Тем не менее, Китай по-прежнему сохраняет за собой репутацию главного мирового похитителя технологий. Заработал он ее еще в 1980-х годах, запустив правительственную «Программу 863» (до этого Пекин официально производил советскую военную технику). В рамках нее по всей стране были созданы центры исследования зарубежных технологий. Причем методы отличались от тех, что были приняты по всему миру, в том числе и в СССР. Китайские инженеры не пытались слепо копировать чужое оборудование, а изучали его строение, в том числе отправляя своих студентов стажироваться у непосредственных разработчиков. На выходе получался гораздо более качественный результат, а сами специалисты перенимали базовые знания.

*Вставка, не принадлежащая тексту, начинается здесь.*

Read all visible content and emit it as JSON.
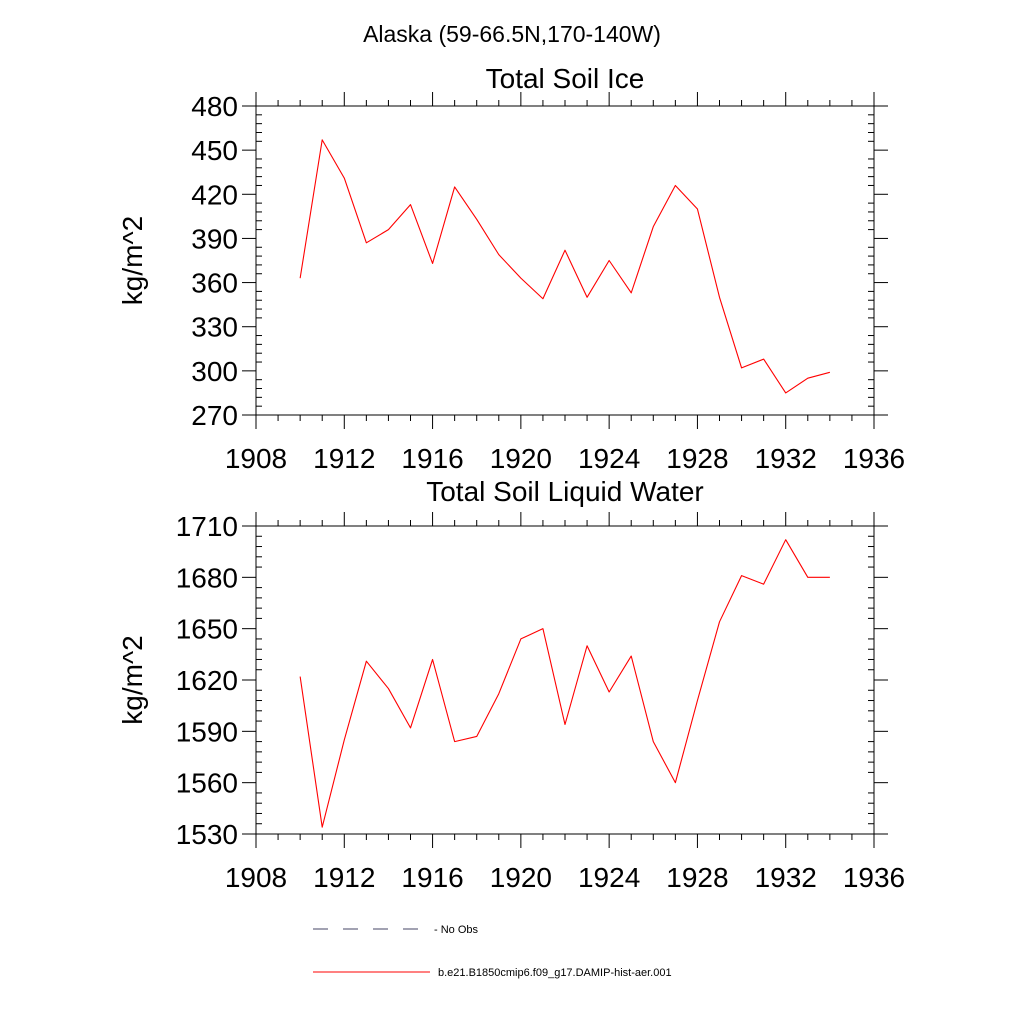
{
  "figure": {
    "title": "Alaska (59-66.5N,170-140W)"
  },
  "chart_data": [
    {
      "type": "line",
      "title": "Total Soil Ice",
      "xlabel": "",
      "ylabel": "kg/m^2",
      "xlim": [
        1908,
        1936
      ],
      "ylim": [
        270,
        480
      ],
      "xticks": [
        1908,
        1912,
        1916,
        1920,
        1924,
        1928,
        1932,
        1936
      ],
      "yticks": [
        270,
        300,
        330,
        360,
        390,
        420,
        450,
        480
      ],
      "x": [
        1910,
        1911,
        1912,
        1913,
        1914,
        1915,
        1916,
        1917,
        1918,
        1919,
        1920,
        1921,
        1922,
        1923,
        1924,
        1925,
        1926,
        1927,
        1928,
        1929,
        1930,
        1931,
        1932,
        1933,
        1934
      ],
      "series": [
        {
          "name": "b.e21.B1850cmip6.f09_g17.DAMIP-hist-aer.001",
          "color": "#ff0000",
          "values": [
            363,
            457,
            431,
            387,
            396,
            413,
            373,
            425,
            403,
            379,
            363,
            349,
            382,
            350,
            375,
            353,
            398,
            426,
            410,
            350,
            302,
            308,
            285,
            295,
            299
          ]
        }
      ]
    },
    {
      "type": "line",
      "title": "Total Soil Liquid Water",
      "xlabel": "",
      "ylabel": "kg/m^2",
      "xlim": [
        1908,
        1936
      ],
      "ylim": [
        1530,
        1710
      ],
      "xticks": [
        1908,
        1912,
        1916,
        1920,
        1924,
        1928,
        1932,
        1936
      ],
      "yticks": [
        1530,
        1560,
        1590,
        1620,
        1650,
        1680,
        1710
      ],
      "x": [
        1910,
        1911,
        1912,
        1913,
        1914,
        1915,
        1916,
        1917,
        1918,
        1919,
        1920,
        1921,
        1922,
        1923,
        1924,
        1925,
        1926,
        1927,
        1928,
        1929,
        1930,
        1931,
        1932,
        1933,
        1934
      ],
      "series": [
        {
          "name": "b.e21.B1850cmip6.f09_g17.DAMIP-hist-aer.001",
          "color": "#ff0000",
          "values": [
            1622,
            1534,
            1585,
            1631,
            1615,
            1592,
            1632,
            1584,
            1587,
            1612,
            1644,
            1650,
            1594,
            1640,
            1613,
            1634,
            1584,
            1560,
            1608,
            1654,
            1681,
            1676,
            1702,
            1680,
            1680
          ]
        }
      ]
    }
  ],
  "legend": {
    "placement": "bottom",
    "entries": [
      {
        "label": "No Obs",
        "color": "#444466",
        "style": "dashed"
      },
      {
        "label": "b.e21.B1850cmip6.f09_g17.DAMIP-hist-aer.001",
        "color": "#ff0000",
        "style": "solid"
      }
    ]
  }
}
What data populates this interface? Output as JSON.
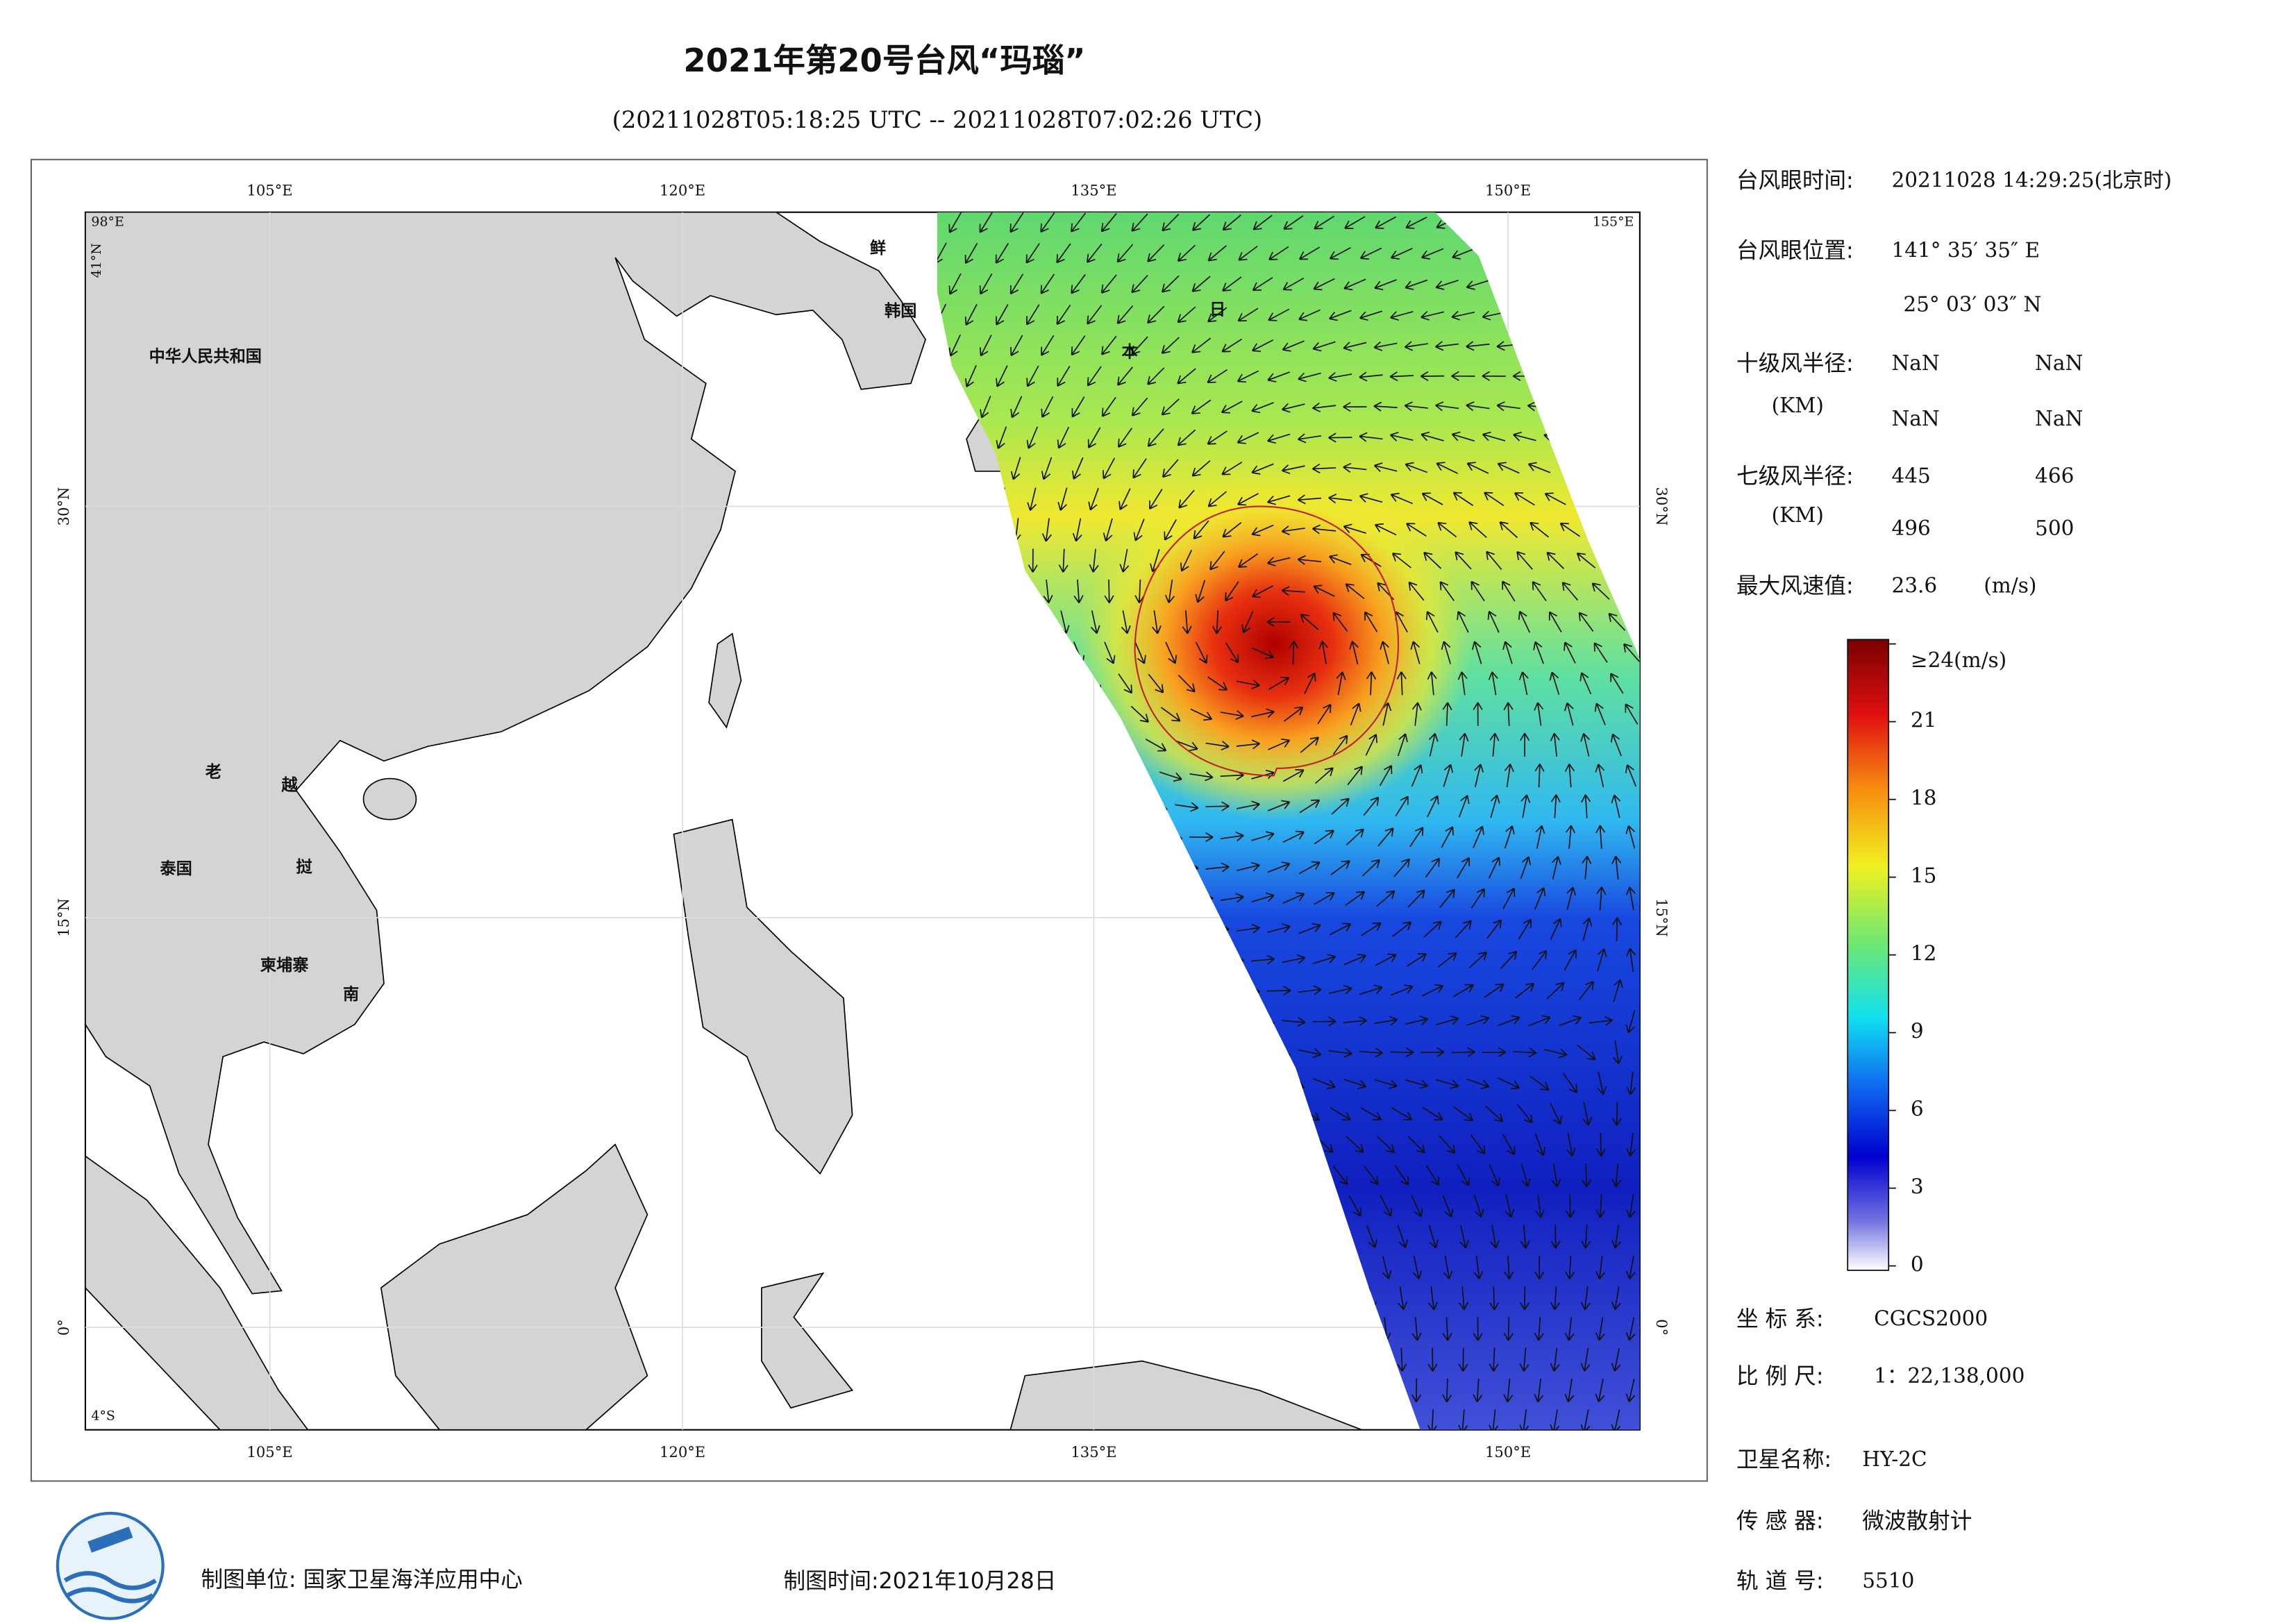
{
  "header": {
    "title": "2021年第20号台风“玛瑙”",
    "subtitle": "(20211028T05:18:25 UTC -- 20211028T07:02:26 UTC)"
  },
  "map": {
    "lon_labels": [
      "105°E",
      "120°E",
      "135°E",
      "150°E"
    ],
    "lat_labels": [
      "30°N",
      "15°N",
      "0°"
    ],
    "corner_labels": [
      "98°E",
      "155°E",
      "41°N",
      "4°S"
    ],
    "place_labels": [
      "中华人民共和国",
      "鲜",
      "韩国",
      "日",
      "本",
      "老",
      "越",
      "泰国",
      "挝",
      "柬埔寨",
      "南"
    ]
  },
  "info": {
    "eye_time": {
      "label": "台风眼时间:",
      "value": "20211028 14:29:25(北京时)"
    },
    "eye_position": {
      "label": "台风眼位置:",
      "lon": "141° 35′ 35″ E",
      "lat": "25° 03′ 03″ N"
    },
    "r10": {
      "label": "十级风半径:",
      "unit": "(KM)",
      "values": [
        "NaN",
        "NaN",
        "NaN",
        "NaN"
      ]
    },
    "r7": {
      "label": "七级风半径:",
      "unit": "(KM)",
      "values": [
        445,
        466,
        496,
        500
      ]
    },
    "max_wind": {
      "label": "最大风速值:",
      "value": 23.6,
      "unit": "(m/s)"
    }
  },
  "colorbar": {
    "lim": [
      0,
      24
    ],
    "ticks": [
      0,
      3,
      6,
      9,
      12,
      15,
      18,
      21,
      {
        "value": 24,
        "label": "≥24(m/s)"
      }
    ]
  },
  "meta": {
    "crs": {
      "label": "坐 标 系:",
      "value": "CGCS2000"
    },
    "scale": {
      "label": "比 例 尺:",
      "value": "1：22,138,000"
    },
    "satellite": {
      "label": "卫星名称:",
      "value": "HY-2C"
    },
    "sensor": {
      "label": "传 感 器:",
      "value": "微波散射计"
    },
    "orbit": {
      "label": "轨 道 号:",
      "value": 5510
    }
  },
  "footer": {
    "producer": "制图单位: 国家卫星海洋应用中心",
    "date": "制图时间:2021年10月28日"
  }
}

Фото: Robert F. Bukaty / AP

Такие центры работают до сих пор. По некоторым данным, сейчас их насчитывается 202 (они называются «центрами трансфера технологий»). Принципы работы за десятилетия во многом поменялись. В их задачи, помимо прочего, входит взаимодействие с живущими за рубежом китайцами, иностранными учеными (в рамках открытых и законных проектов), отправка за границу студентов. Деятельность, в конце XX века считавшаяся незаконной, приобретает все более легальный характер. Но и откровенно нечестных методов китайцы по-прежнему не гнушаются — ежегодно становится известно о десятках случаев хакерских атак на высокотехнологичные компании, в основном, в США. К ним можно добавить все то, о чем говорилось в прошлогоднем докладе Комиссии по кражам интеллектуальной собственности: подкуп должностных лиц, несоблюдение лицензионных соглашений, несправедливые требования китайских властей о передаче технологий. Вместе все это и дает те самые ежегодные 600 миллиардов долларов ущерба.

Вашингтон уже изменил визовые правила для китайских студентов (теперь им могут сократить срок пребывания в стране) и развязал торговую войну. Судя по тому, что пока она не приносит особого результата, дальше могут последовать новые меры. Промышленный шпионаж, когда-то помогший подняться многим странам и служивший оружием в холодной войне, снова выходит на политическую сцену.